4. We all know to put air into a vial prior to drawing it up. DON'T do it with Lymphazurin. It will explode all over you. I don't see anything about this on the vial itself.

OP, I have probably helped you exactly NOT AT ALL! Sorry about that, but I hope you can get some ideas nevertheless.

Specializes in OB-Gyn/Primary Care/Ambulatory Leadership.
Inflating the foley balloon before inserting it

I literally learned just last month that this was no longer being done. That's how it was taught to me in nursing school, and it's how I've always done it. I just inserted my first foley last week without first inflating the balloon.

Specializes in OB-Gyn/Primary Care/Ambulatory Leadership.
I was told to leave the little air bubble. What are others take on this?

My understanding is that manufacturer insert instructs you to leave it in.

Specializes in Pediatrics.

Injecting air into an NG tube to check for placement. I was taught in school that this is no longer evidence-based - check the pH of the aspirate instead. However, when my uncle was in the hospital recently, everyone checked via air injection & stethoscope.

Specializes in OB-Gyn/Primary Care/Ambulatory Leadership.
I had one instructor tell me we don't do Homan's any more to test for DVTs because if they have one, it may break it off. Another instructor does Homan's all the time, but if it is positive, it doesn't get repeated.

I believe there is no evidence for Homan's being dangerous. It's no more dangerous than a pt ambulating, and we don't tell them not to do that.

Specializes in Trauma Surgery, Nursing Management.
My understanding is that manufacturer insert instructs you to leave it in.

This is also my understanding. I think the rationale is that ALL of the medication will be delivered appropriately.

Specializes in Primary Care Nursing.
Hey guys,

Although I do LOVE that my post is sparking such interest and getting people talking, remember that in my case, I need to be able to find evidence-based nursing journal articles and write a paper on the subject.

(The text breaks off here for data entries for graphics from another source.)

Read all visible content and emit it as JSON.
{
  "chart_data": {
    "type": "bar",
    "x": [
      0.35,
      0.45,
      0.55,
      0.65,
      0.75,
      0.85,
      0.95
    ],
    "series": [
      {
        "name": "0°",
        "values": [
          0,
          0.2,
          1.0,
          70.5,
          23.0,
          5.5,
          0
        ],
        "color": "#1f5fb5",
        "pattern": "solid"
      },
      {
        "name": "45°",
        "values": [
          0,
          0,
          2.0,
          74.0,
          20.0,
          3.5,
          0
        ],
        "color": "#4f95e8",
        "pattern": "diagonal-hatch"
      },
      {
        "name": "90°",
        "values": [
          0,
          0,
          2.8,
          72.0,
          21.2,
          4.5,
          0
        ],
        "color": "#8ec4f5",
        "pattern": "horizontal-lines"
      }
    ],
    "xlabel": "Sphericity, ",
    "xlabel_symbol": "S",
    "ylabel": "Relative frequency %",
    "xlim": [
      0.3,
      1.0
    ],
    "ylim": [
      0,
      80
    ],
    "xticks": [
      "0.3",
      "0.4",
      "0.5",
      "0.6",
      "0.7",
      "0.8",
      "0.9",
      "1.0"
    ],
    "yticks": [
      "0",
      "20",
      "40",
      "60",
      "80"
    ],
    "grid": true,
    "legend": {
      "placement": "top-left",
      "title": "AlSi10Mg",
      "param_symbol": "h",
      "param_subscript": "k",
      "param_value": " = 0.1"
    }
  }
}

I don't mind if you continue to discuss all of the various questionable actions you've seen, but if you're trying to answer my question, it needs to be something that somebody might have actually researched and written about, and I can write a 6-page paper on.

Thanks guys! Keep up the discussion!

You've received a lot of good ideas here, but nobody is going to do the research for you.

You can do that part yourself.

Specializes in ICU/CCU, PICU.
I was told that in school also. But nurses still do it. Does anyone know what the rationale for not doing it is?

I read something, years ago, that mentioned not doing this because your abd contents push up against your diaphram resulting in a barorecepter release.

I believe I got that right, but then again, I can't find the article.